Ahead in the Count

6th Inning…a Foreign Affair

written by Matt Whiteside


6th inning…..


It was toward the middle of the 2002 season, I was in Triple A, Colorado Springs, with the Rockies organization  when I was approached by a team from Japan.  The Yokahama Baystars wanted me to go to Japan and pitch for them in the 2003 season.  Some look at leaving the country as ending your career in the states.  I looked at it as an opportunity of a lifetime.  I packed my bags on January 29th of 2003 and 17 hours later I found myself landing in the Tokyo airport ready for the adventure.


There are many different topics I could choose to discuss from my experience over seas. However, what I found most enlightening was the purity of the country, the respectful nature of the people, and the unrelenting, disciplined work ethic of the people there.  I had always prided myself on the conditioning aspect of being a professional athlete.  When I made the decision to play in Japan, I reached out to people I knew who had traveled that road.  The one consistent message I heard was that the conditioning was nuts over there.  I put in more time that offseason training than ever before, but when Spring Training began the first week of February, I learned first hand what the Japanese think of as conditioning. By the end of the “active warm up”, a 45 minute “ warm up”, we had accomplished what most Major League teams do for post practice conditioning..  One of the Japanese league favorites is to have their pitchers jog with a car tire attached to a rope, that is placed around your waist, and pull it along the out skirts of the sand infields.  You can imagine how heavy those were as they began to fill with sand.  Then consider this was taking place after being on the field for 7 hours already.  Good times.  Needless to say, I would end up in bed at the end of each day with ice packs on both shins, my right shoulder and elbow.  Off the field, the work ethic is evident in that there is no tipping.  Cab drivers, waitresses, and door men do their required service without allowing you to tip them. Imagine that, doing a job to the best of your ability because you have pride in yourself, not because you think you will get extra compensation. It was an experience for sure.

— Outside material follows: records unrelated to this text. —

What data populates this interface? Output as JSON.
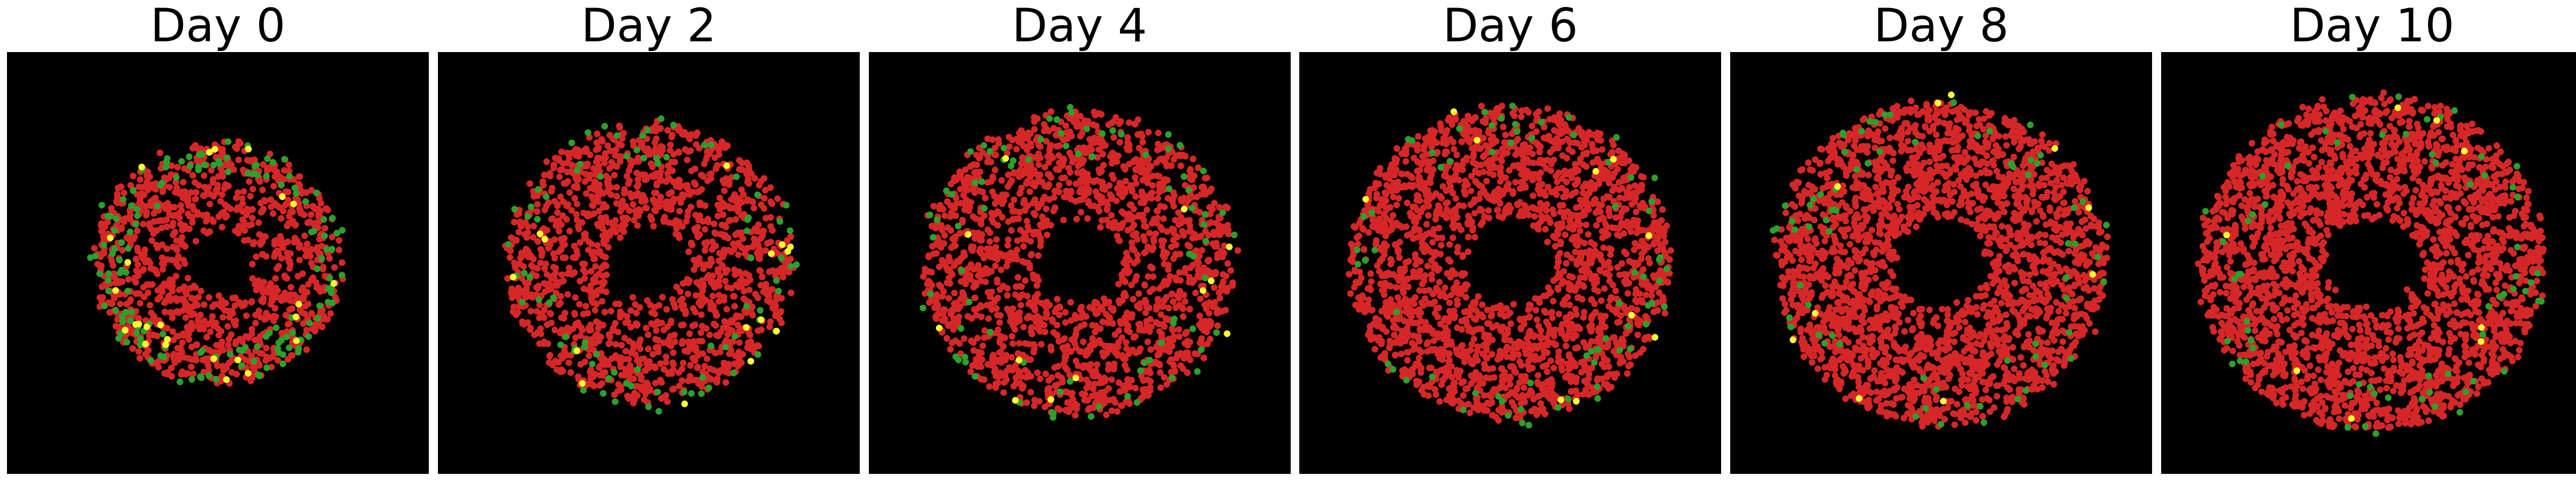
{
  "chart_data": {
    "type": "scatter",
    "description_panels": 6,
    "colors": {
      "background": "#000000",
      "red": "#d62728",
      "green": "#2ca02c",
      "yellow": "#ffff33"
    },
    "axes": {
      "visible": false,
      "grid": false,
      "legend": "none"
    },
    "panels": [
      {
        "title": "Day 0",
        "approx_points": {
          "red": 1100,
          "green": 150,
          "yellow": 25
        }
      },
      {
        "title": "Day 2",
        "approx_points": {
          "red": 1450,
          "green": 80,
          "yellow": 15
        }
      },
      {
        "title": "Day 4",
        "approx_points": {
          "red": 1800,
          "green": 80,
          "yellow": 12
        }
      },
      {
        "title": "Day 6",
        "approx_points": {
          "red": 2200,
          "green": 70,
          "yellow": 10
        }
      },
      {
        "title": "Day 8",
        "approx_points": {
          "red": 2500,
          "green": 70,
          "yellow": 10
        }
      },
      {
        "title": "Day 10",
        "approx_points": {
          "red": 2700,
          "green": 65,
          "yellow": 8
        }
      }
    ]
  }
}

As eye opening as the conditioning, was the respectful nature of the people. The Japanese consider it an honor and a privilege to be able to play the game of baseball.  They demonstrate this in many ways.  In the dugouts there is no spitting of seeds or tobacco on the floor or ground. They use a cup and dispose of it. When leaving the field of play the players stop, turn to the field, remove their cap and bow.  It is a way of saying thanks for letting us participate. With age comes respect in Japan.  Being 36 at the time, I was considered a veteran ( senpai), even though I had never played in Japan.  This stature gave you special treatment from the trainers, translators, coaches and players.  You were placed first in line for dinner, at the training table for ice, and when boarding a plane, or train, when with the team.  In their business world that is how you climbed the corporate ladder, by age.  When an “older” business man, within your company, asks you to go to dinner, it is considered a privilege, but also mandatory, regardless of what ever else is going on around you.  In other words if your sons birthday falls on the same day that a senior business man requests your presence at dinner, the dinner takes precedent. 

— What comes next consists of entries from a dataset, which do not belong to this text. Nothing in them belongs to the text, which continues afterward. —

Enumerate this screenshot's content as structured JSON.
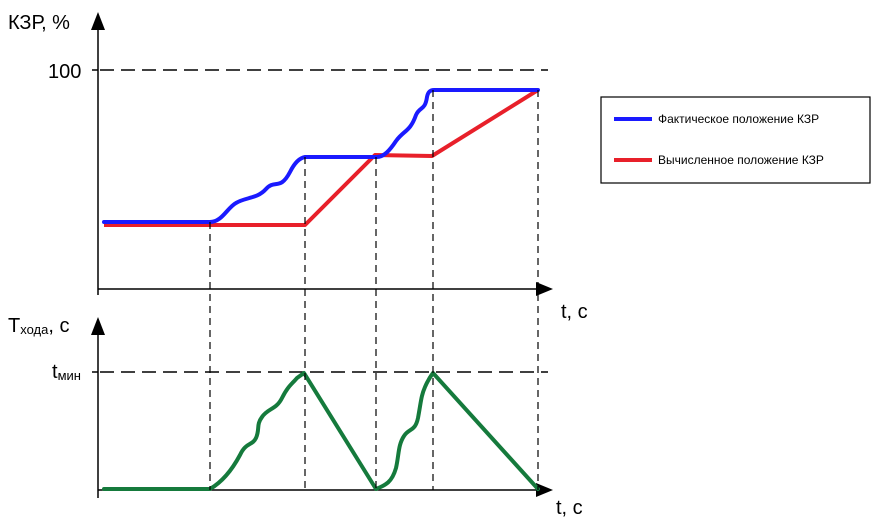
{
  "top_chart": {
    "y_axis_label": "КЗР, %",
    "y_tick_label": "100",
    "x_axis_label": "t, c"
  },
  "bottom_chart": {
    "y_axis_label_main": "T",
    "y_axis_label_sub": "хода",
    "y_axis_label_tail": ", c",
    "y_tick_label_main": "t",
    "y_tick_label_sub": "мин",
    "x_axis_label": "t, c"
  },
  "legend": {
    "items": [
      {
        "label": "Фактическое положение КЗР",
        "color": "#1a1aff"
      },
      {
        "label": "Вычисленное положение КЗР",
        "color": "#e8202a"
      }
    ]
  },
  "colors": {
    "actual": "#1a1aff",
    "computed": "#e8202a",
    "travel_time": "#157a3c",
    "axis": "#000000"
  }
}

As much as I was impressed with areas of the Japanese culture, I think I was most taken back by the fact that their culture is unique to them.  In the US, we are a sort of melting pot of cultures.   In Japan so many aspects of their culture is unique to them.  When entering a home from the outside world, the Japanese remove their shoes. They do not want to bring any uncleanliness into the home, which is considered sacred,  similar to the dugout.  The cuisine in Japan is unique to say the least.  First, nothing is wasted. Everything you see grown above the ground is suitable to be consumed, as well as the root system holding it in the ground.  When an animal is killed, there are no wasted parts here either.  I tried to take in the whole experience of being in Japan. I can say that I tried parts of a cow, ( tongue, throat, rib cartilage, ear, to name a few) that I had no idea could be used for dietary purposes.

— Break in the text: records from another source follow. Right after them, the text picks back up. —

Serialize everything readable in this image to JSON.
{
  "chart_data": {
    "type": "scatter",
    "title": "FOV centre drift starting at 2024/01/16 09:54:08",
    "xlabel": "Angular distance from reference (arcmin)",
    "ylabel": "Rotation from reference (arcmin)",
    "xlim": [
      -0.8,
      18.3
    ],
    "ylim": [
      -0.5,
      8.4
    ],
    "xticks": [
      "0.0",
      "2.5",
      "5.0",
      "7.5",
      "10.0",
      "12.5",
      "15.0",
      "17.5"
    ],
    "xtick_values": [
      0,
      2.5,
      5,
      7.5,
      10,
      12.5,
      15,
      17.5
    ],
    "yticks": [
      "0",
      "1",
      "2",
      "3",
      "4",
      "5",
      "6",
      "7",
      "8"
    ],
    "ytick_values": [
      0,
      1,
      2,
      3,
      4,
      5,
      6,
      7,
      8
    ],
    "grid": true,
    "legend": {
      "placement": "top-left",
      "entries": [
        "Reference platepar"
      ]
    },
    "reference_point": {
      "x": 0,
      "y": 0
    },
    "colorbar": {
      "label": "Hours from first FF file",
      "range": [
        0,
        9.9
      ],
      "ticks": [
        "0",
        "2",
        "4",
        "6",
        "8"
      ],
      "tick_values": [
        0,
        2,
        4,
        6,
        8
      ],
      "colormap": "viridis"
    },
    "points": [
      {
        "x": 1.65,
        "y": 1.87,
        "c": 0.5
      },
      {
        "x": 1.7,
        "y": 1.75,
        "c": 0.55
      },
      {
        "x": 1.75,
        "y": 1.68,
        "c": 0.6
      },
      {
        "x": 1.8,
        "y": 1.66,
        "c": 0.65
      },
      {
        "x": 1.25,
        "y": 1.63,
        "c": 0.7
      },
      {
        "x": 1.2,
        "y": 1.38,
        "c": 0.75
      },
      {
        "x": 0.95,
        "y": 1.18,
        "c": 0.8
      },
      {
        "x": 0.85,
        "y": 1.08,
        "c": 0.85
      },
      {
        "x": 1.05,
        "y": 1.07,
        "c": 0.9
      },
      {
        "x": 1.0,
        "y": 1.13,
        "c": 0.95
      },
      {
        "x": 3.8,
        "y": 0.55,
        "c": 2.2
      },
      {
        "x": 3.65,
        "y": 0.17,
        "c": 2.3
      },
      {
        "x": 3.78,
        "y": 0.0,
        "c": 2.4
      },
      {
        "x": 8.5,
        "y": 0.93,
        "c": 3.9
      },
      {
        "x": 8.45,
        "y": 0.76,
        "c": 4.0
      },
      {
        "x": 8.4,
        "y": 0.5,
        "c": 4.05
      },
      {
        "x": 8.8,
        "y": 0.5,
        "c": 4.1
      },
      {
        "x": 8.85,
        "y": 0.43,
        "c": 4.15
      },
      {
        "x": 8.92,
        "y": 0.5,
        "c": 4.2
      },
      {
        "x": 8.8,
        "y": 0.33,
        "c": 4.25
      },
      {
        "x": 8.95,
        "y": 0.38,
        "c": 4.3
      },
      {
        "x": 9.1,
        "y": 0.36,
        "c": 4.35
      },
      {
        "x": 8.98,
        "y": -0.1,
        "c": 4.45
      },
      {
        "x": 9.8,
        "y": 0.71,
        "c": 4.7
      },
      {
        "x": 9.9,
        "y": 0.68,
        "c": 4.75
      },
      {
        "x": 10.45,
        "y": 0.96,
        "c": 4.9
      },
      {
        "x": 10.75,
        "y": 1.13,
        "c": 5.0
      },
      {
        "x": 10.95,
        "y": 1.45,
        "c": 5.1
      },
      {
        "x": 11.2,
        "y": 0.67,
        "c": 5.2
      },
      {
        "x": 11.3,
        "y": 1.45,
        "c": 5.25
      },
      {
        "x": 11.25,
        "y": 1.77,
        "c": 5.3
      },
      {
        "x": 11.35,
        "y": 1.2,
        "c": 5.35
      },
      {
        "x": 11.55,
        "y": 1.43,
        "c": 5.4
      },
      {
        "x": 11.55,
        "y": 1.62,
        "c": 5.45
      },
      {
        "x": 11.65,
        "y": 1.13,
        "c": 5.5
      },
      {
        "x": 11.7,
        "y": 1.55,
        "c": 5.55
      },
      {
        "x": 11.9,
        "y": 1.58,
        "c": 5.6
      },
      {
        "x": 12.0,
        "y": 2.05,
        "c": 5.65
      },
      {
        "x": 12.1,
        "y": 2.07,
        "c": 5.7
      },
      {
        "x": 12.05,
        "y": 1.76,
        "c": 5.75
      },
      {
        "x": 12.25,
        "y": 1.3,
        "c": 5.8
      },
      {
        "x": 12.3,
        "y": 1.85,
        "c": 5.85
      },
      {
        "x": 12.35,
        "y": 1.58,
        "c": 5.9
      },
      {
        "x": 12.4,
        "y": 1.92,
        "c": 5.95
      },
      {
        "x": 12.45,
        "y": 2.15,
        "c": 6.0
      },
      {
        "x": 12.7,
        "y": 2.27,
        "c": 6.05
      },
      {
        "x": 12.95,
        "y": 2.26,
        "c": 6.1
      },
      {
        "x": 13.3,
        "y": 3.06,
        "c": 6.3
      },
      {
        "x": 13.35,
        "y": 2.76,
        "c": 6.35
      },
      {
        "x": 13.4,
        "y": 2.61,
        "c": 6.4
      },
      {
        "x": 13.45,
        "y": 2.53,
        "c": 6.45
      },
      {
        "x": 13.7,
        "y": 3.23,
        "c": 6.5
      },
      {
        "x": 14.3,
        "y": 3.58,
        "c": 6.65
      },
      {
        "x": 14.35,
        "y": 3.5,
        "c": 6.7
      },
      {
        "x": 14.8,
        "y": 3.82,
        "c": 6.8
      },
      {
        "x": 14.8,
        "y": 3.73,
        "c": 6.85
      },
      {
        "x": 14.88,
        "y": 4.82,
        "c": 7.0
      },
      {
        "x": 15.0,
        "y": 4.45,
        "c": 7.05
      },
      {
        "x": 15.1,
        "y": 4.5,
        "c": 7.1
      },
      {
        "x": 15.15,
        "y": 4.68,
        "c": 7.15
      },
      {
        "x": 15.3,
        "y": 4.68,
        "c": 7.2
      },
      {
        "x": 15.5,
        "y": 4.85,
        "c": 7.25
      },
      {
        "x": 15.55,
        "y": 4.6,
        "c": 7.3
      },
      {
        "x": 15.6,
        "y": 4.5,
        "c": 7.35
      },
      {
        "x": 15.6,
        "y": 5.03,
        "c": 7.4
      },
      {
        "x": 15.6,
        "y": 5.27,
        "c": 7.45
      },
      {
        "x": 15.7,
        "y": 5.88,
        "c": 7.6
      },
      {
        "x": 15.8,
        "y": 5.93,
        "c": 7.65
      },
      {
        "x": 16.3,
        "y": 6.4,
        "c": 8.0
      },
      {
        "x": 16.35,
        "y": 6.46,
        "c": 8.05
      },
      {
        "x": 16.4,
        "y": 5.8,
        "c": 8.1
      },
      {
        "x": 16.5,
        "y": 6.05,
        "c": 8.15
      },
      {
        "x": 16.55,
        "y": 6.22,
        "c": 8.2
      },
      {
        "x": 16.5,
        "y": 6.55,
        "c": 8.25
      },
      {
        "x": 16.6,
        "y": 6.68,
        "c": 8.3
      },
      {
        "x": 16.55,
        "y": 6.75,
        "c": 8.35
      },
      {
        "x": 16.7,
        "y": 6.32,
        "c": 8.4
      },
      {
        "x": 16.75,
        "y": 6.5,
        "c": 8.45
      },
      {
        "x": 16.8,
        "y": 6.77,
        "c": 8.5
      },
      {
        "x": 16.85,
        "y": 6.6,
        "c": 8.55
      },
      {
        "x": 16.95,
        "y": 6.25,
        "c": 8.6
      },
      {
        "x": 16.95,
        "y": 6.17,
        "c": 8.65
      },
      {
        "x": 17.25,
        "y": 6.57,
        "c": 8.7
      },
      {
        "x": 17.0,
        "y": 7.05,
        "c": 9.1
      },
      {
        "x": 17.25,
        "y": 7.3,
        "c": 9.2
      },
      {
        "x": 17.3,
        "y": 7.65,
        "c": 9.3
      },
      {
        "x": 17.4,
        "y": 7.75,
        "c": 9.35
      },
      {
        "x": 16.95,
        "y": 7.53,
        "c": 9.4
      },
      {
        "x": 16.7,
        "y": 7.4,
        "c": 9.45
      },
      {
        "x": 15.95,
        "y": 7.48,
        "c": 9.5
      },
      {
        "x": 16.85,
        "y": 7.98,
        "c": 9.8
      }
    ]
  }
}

When I left Japan, and returned to the states, I had a new sense of appreciation for people and the cultures that they come from.  I am fortunate and grateful for the opportunity they afforded me to play, and live in Japan.  It is another example of how relationships and experiences you encounter shape your future.  My pitching line from Japan lacked something to be desired, but my line on life lessons and traits of successful people took a turn for the better.